A new European project is researching automated collection of geodata and production of high-definition maps.
The GAMMS project is funded by the European Union Agency for the Space Programme (EUSPA), and will take place until the end of 2023. Galileo will be the main enabler of GAMMS, given its precise, multipath-resistant measurements and its upcoming high-accuracy service (HAS).
A European consortium, led by the French map service provider GEOSAT, will investigate how the combination of self-driving mapping cars (autonomous mobile-mapping systems) and artificial intelligence-based mapping software can automate the production of high-definition maps.

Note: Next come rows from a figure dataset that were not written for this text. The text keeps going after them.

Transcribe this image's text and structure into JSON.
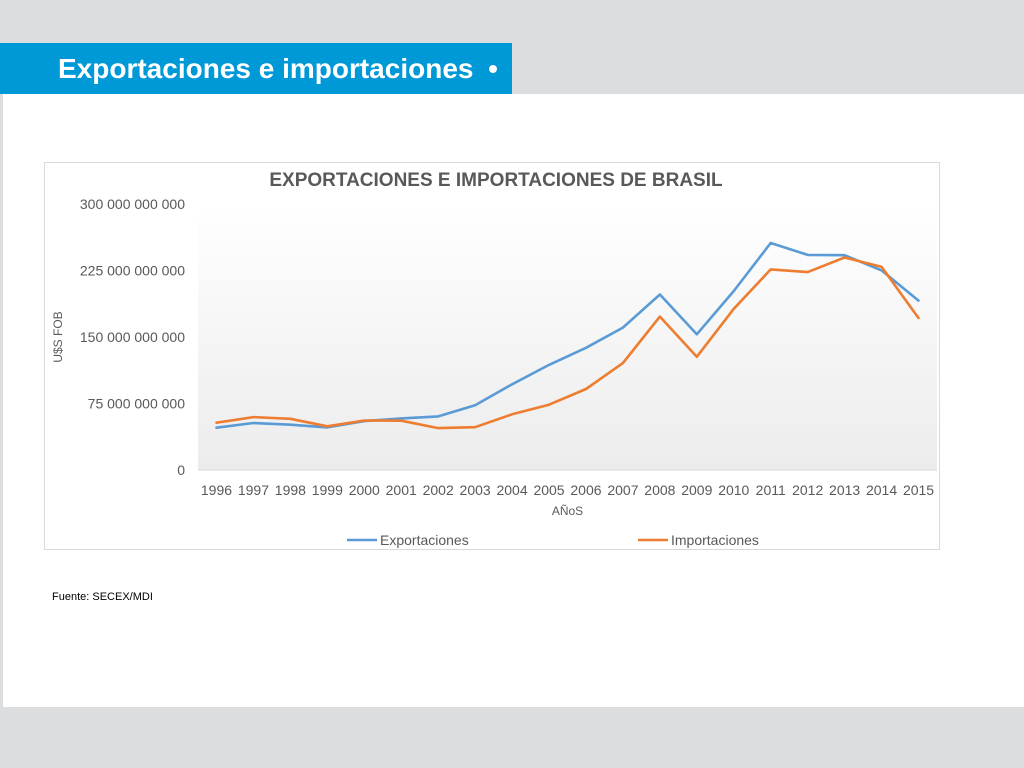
{
  "header": {
    "title": "Exportaciones e importaciones"
  },
  "source": "Fuente: SECEX/MDI",
  "colors": {
    "accent": "#0099d8",
    "exports": "#5b9bd5",
    "imports": "#ed7d31"
  },
  "chart_data": {
    "type": "line",
    "title": "EXPORTACIONES E IMPORTACIONES DE BRASIL",
    "xlabel": "AÑoS",
    "ylabel": "U$S FOB",
    "ylim": [
      0,
      300000000000
    ],
    "yticks": [
      0,
      75000000000,
      150000000000,
      225000000000,
      300000000000
    ],
    "ytick_labels": [
      "0",
      "75 000 000 000",
      "150 000 000 000",
      "225 000 000 000",
      "300 000 000 000"
    ],
    "grid": false,
    "legend": "bottom",
    "categories": [
      "1996",
      "1997",
      "1998",
      "1999",
      "2000",
      "2001",
      "2002",
      "2003",
      "2004",
      "2005",
      "2006",
      "2007",
      "2008",
      "2009",
      "2010",
      "2011",
      "2012",
      "2013",
      "2014",
      "2015"
    ],
    "series": [
      {
        "name": "Exportaciones",
        "color": "#5b9bd5",
        "values": [
          47700000000,
          53000000000,
          51100000000,
          48000000000,
          55100000000,
          58200000000,
          60400000000,
          73100000000,
          96700000000,
          118500000000,
          137800000000,
          160600000000,
          197900000000,
          153000000000,
          201900000000,
          256000000000,
          242600000000,
          242200000000,
          225100000000,
          191100000000
        ]
      },
      {
        "name": "Importaciones",
        "color": "#ed7d31",
        "values": [
          53300000000,
          59700000000,
          57800000000,
          49300000000,
          55800000000,
          55600000000,
          47200000000,
          48300000000,
          62800000000,
          73600000000,
          91400000000,
          120600000000,
          173000000000,
          127700000000,
          181800000000,
          226200000000,
          223200000000,
          239700000000,
          229100000000,
          171400000000
        ]
      }
    ]
  }
}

These maps are used by driverless vehicles and need to be provably accurate, complete and up to date. Fast, sustainable production of trustworthy maps is the goal.
Consortium members include:
- GEOSAT — map-making and machine learning
- GeoNumerics — multi-sensor fusion and accurate navigation
- Sensible4 — robotics and autonomous driving
- DEIMOS Engenharia — GNSS and Galileo receiver development
- EPFL — sensor and vehicle dynamic modelling
- Solid Potato — multi-spectral laser scanning
- PILDO Labs — regulatory specialists
- ENIDE — communication specialists
“It is as challenging as interesting to bring together the geodetic estimation methods with the navigation ones in multi-sensor systems powered by EGNSS and its differentiators, VDMs (vehicle data management systems) and visual features,” said Marta Blázquez, responsible for GAMMS at GeoNumerics. “GAMMS will boost the development of NEXA, our trajectory determination platform, and GENA, our adjustment platform for dynamic networks, in the direction of trustworthy navigation.”
GeoNumerics is responsible for computing the mapping vehicle trajectory (a time series of position, velocity and attitude coordinates) by integrating the manifold of sensors available in a mapping vehicle.
Measurements of inertial units and atomic clocks will be fused with measurements of all available navigation satellites (GPS, GLONASS, Galileo and BeiDou), odometers, cameras and laser scanners. For this purpose, GeoNumerics’ GENA and NEXA systems will be further developed to include new sensor mathematical models and to improve its robust estimation methods.